NAPA – This week, Napa County agriculture officials put out a warning that they have discovered an animal that they describe as a "voracious feeder" that sounds like something from a monster movie.

Napa County Insect Trapper Jesse Guidi was checking traps along Dollarhide Road in the Pope Valley when he discovered a moth never seen in the area that officials say has the potential to decimate entire vineyards. 

While his discovery wasn't a monster, it does have a pretty scary name: the western grapeleaf skeletonizer.

The black metallic-looking moth has a 1 1/2-inch wingspan and UC Davis Entomologist Frank Zalom said it gets its name from the way it eats all the green material leaving only the ribs--or skeleton--of the leaf.

A western grapeleaf skeletonizer, an invasive moth that can damage vineyards. CBS

"It can be a pretty impressive insect when it occurs in high population because their larvae feed in large numbers and they feed across the leaf surface and can defoliate grape vines," said Zalom.

The larvae have one other creepy feature--tiny spines that contain hydrogen cyanide.

"So, yeah, handling it is...they're not good insects to handle because of that," he said.

The moths are rare, but not unheard of, in the Napa Valley.

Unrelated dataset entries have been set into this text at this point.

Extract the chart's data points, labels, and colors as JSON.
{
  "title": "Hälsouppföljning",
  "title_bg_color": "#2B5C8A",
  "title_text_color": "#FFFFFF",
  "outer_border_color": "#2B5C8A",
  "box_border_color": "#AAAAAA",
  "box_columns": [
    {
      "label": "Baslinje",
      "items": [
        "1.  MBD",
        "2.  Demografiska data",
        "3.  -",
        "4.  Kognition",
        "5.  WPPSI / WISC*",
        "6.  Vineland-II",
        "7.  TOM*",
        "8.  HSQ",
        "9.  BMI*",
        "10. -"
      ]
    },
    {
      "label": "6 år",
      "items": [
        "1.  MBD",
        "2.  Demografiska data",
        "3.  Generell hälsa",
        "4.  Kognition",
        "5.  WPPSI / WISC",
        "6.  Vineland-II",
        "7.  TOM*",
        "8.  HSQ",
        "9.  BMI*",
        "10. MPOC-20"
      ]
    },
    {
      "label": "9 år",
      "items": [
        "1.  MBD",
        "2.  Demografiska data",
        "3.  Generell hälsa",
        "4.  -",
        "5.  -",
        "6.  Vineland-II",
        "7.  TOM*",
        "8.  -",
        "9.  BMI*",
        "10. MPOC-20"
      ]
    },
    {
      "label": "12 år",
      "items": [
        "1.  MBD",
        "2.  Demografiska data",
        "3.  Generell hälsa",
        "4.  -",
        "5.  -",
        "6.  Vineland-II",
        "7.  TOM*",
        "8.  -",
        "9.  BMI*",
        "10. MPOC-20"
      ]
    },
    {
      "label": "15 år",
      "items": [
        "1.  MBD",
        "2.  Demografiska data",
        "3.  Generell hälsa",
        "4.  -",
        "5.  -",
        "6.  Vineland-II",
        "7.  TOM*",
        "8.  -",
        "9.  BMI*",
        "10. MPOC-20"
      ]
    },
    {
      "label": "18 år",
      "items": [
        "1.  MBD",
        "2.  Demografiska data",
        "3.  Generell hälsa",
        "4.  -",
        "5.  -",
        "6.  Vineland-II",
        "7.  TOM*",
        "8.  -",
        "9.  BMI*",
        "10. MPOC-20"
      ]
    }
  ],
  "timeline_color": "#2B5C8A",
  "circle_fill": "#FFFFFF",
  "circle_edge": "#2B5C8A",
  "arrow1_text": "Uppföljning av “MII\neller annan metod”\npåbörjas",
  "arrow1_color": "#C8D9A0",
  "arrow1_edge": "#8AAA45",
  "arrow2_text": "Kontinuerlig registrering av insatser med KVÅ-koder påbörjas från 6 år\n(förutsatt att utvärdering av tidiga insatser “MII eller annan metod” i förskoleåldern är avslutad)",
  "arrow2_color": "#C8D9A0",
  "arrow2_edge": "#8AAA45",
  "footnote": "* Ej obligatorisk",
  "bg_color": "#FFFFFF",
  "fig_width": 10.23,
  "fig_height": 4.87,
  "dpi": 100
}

County Ag Commissioner Tracy Cleveland said one shows up every five years or so.  But they're not sure how one ended up in Pope Valley since they don't fly far and usually just hitch a ride into an area.

"We've never found a producing population," Cleveland told KPIX 5. "So, we're hoping that's the same thing again--a hitchhiker, a one-off, and we're good to go.  But we do take these things seriously."

No one is overly worried about it because even if there is an outbreak, nature provides its own control, a granulosis virus that targets only that one species of moth.

"When you have an outbreak of them in these natural areas, these granulosis virus just increases and eventually controls the population," said Zalom. 

Chemical pesticides work as well, but, still the county isn't taking any chances. They've installed 25 new traps within a mile of the discovery and are asking locals to keep their eyes peeled for the hungry little worms on the bottom of grape leaves.

"You always want to be looking, be on the lookout for anything that looks out of the ordinary or is kind of funky," said Cleveland.

So, it looks like it might not be so scary after all.  Which is good news for grape growers, but bad news for those who like monster movies.